Depending on the day, Rangers assistant GM Thad Levine can be found negotiating draft bonuses, discussing multiyear deals, talking trades, working with Texas’ minor league staff or preparing for arbitration cases. Levine, who turns 40 this fall, joined the Rangers in 2005 after working for the Rockies and Dodgers.
I spoke with him yesterday. Here are some highlights from our conversation:
On growing up as a baseball fan:
I grew up a big Orioles fan and when I graduated from college I wrote to all the teams [regarding job opportunities] and I got formally rejected by three and was ecstatic that I actually got rejection letters from them.
On breaking in to the game with the help of college friend and former Diamondbacks GM Josh Byrnes:
Josh gave me the opportunity to come on board in a very junior capacity in the Rockies front office and I actually had never spoken to or met [GM] Dan O’Dowd until my first day on the job. Dan and Josh were the guys who gave me my first opportunity.
It’s kind of a small world. Paul DePodesta at the time was working for Oakland. He and I grew up in the same neighborhood and had played sports against each other. So within the close-knit community of baseball people, I had two guys who were both rising stars in the game at that time, both of whom were kind enough to counsel me and give me very good advice, so I had two great benefactors and Dan O’Dowd ultimately gave me the first opportunity, so I’m forever grateful to those three guys.
On his relationship with Byrnes:
We were both diehard Orioles fans and I would say it was quite literally from the first moment I spoke with Josh that he and I were dissecting every single move the Orioles made, putting our own twists on it as we were trying to fine-tune the team into a playoff contender. We had almost constant dialogue about the Orioles and when he started working for Cleveland I think it opened up the perspective.
On joining former Rockies colleague Jon Daniels in Texas after interviewing for the Rangers job on his honeymoon (“I got very familiar with the payphones in Italy and Greece,” Levine says):
[Daniels] somewhat surprisingly called and asked permission to interview me. I’d always thought he and I had very similar skill sets and that he would view me as being somewhat duplicative to him. But in practice it’s been a tremendous relationship.
On the role of stats and the role of scouting:
My interpretation of that has changed probably more dramatically throughout my career than anything about the game of baseball.
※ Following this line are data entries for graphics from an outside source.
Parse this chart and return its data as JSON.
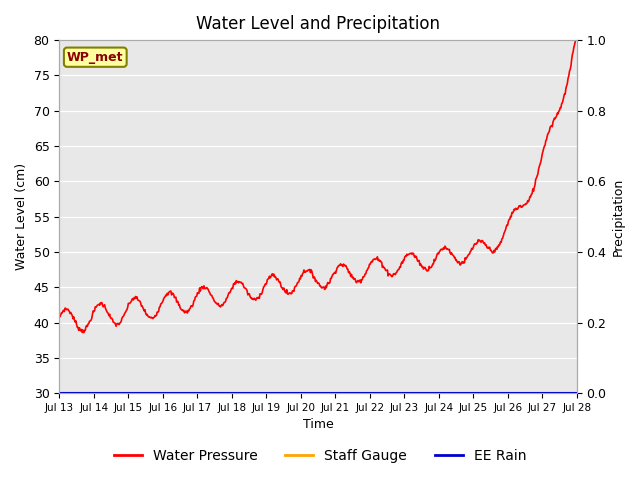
{
  "title": "Water Level and Precipitation",
  "xlabel": "Time",
  "ylabel_left": "Water Level (cm)",
  "ylabel_right": "Precipitation",
  "annotation_text": "WP_met",
  "annotation_bg": "#FFFFA0",
  "annotation_border": "#808000",
  "annotation_text_color": "#8B0000",
  "ylim_left": [
    30,
    80
  ],
  "ylim_right": [
    0.0,
    1.0
  ],
  "yticks_left": [
    30,
    35,
    40,
    45,
    50,
    55,
    60,
    65,
    70,
    75,
    80
  ],
  "yticks_right": [
    0.0,
    0.2,
    0.4,
    0.6,
    0.8,
    1.0
  ],
  "xtick_labels": [
    "Jul 13",
    "Jul 14",
    "Jul 15",
    "Jul 16",
    "Jul 17",
    "Jul 18",
    "Jul 19",
    "Jul 20",
    "Jul 21",
    "Jul 22",
    "Jul 23",
    "Jul 24",
    "Jul 25",
    "Jul 26",
    "Jul 27",
    "Jul 28"
  ],
  "bg_color": "#E8E8E8",
  "legend_entries": [
    "Water Pressure",
    "Staff Gauge",
    "EE Rain"
  ],
  "legend_colors": [
    "#FF0000",
    "#FFA500",
    "#0000CD"
  ],
  "water_pressure_color": "#FF0000",
  "staff_gauge_color": "#FFA500",
  "ee_rain_color": "#0000CD",
  "water_pressure_lw": 1.2,
  "staff_gauge_lw": 1.5,
  "ee_rain_lw": 1.5
}
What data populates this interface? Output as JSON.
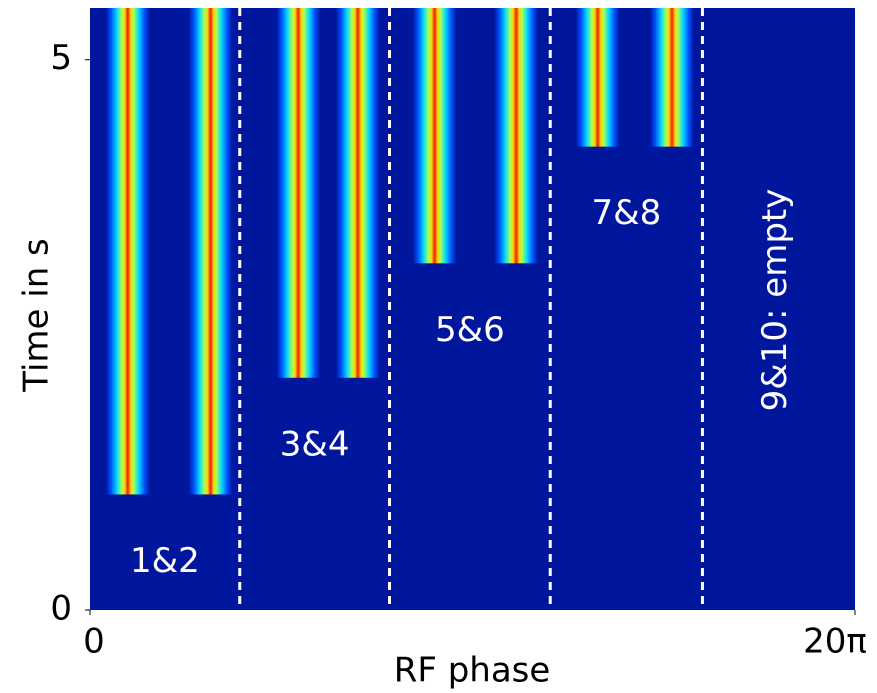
{
  "chart_data": {
    "type": "waterfall",
    "xlabel": "RF phase",
    "ylabel": "Time in s",
    "xlim": [
      0,
      62.83
    ],
    "xticks": [
      0,
      {
        "value": 62.83,
        "label": "20π"
      }
    ],
    "ylim": [
      0,
      5.47
    ],
    "yticks": [
      0,
      5
    ],
    "background": "#00169c",
    "separators": [
      12.3,
      24.6,
      37.8,
      50.3
    ],
    "groups": [
      {
        "label": "1&2",
        "bunch_phases": [
          3.1,
          9.9
        ],
        "start_time": 1.05
      },
      {
        "label": "3&4",
        "bunch_phases": [
          17.1,
          22.0
        ],
        "start_time": 2.11
      },
      {
        "label": "5&6",
        "bunch_phases": [
          28.3,
          35.0
        ],
        "start_time": 3.15
      },
      {
        "label": "7&8",
        "bunch_phases": [
          41.7,
          47.8
        ],
        "start_time": 4.21
      },
      {
        "label": "9&10: empty"
      }
    ]
  }
}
When I walked in the door in Colorado and even in Los Angeles I felt that there was a lot more questions that could be answered by doing statistical analysis than I feel today. The more you work with players and the more you work with coaches, our products are human beings and there’s a lot of volatility when it comes to human beings. So I might even say I’ve more now on the continuum swung back toward scouting and player development. I strongly believe in the grand scheme of competitive advantages of our game it’s not a formula.
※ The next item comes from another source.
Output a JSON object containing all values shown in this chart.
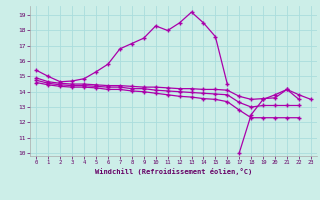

I respect all of the formulas that are out there … but I don’t think the team that comes up with the next best formula is the team that’s going to win. I think it’s the team that has the most premium talent evaluators and I think that’s the asset that is the most scarce in our game and if you as a franchise have multiple gifted talent evaluators, count yourself lucky, pay them handsomely, do whatever you can to retain them, because in my humble opinion that’s the competitive advantage in the game.
On the 2007 Mark Teixeira trade that brought Elvis Andrus, Neftali Feliz and Matt Harrison to Texas:
We had been on the job [in Texas] for a year and a half or two years at that point and it took us that long to really embrace where this franchise was, where the assets were, where we were strong and where we were weak. Fortunately we had an owner [Tom Hicks] who was supportive through this even though we made significant mistakes early.
He said ‘there’s a light at the end of the tunnel and the tunnel’s not too long, let’s start moving.’ And if the light at the end of is dim or if the tunnel’s not too long, we’re probably not going to be here, but it worked for the Minnesota Twins and the Oakland Athletics and the Atlanta Braves and the Colorado Rockies and we believed it would work for us.
On the possibility of becoming an MLB general manager:
My career goal in and of itself is not to be a GM. It’s to have a successful career working in baseball and impact some people’s lives and help them grow and develop and be in a fulfilling environment. I truly believe in my heart that that can be as a GM, but if that opportunity never presents itself, I wouldn’t consider my career a failure or if it does present itself it doesn’t mean I’m an instant success in my mind.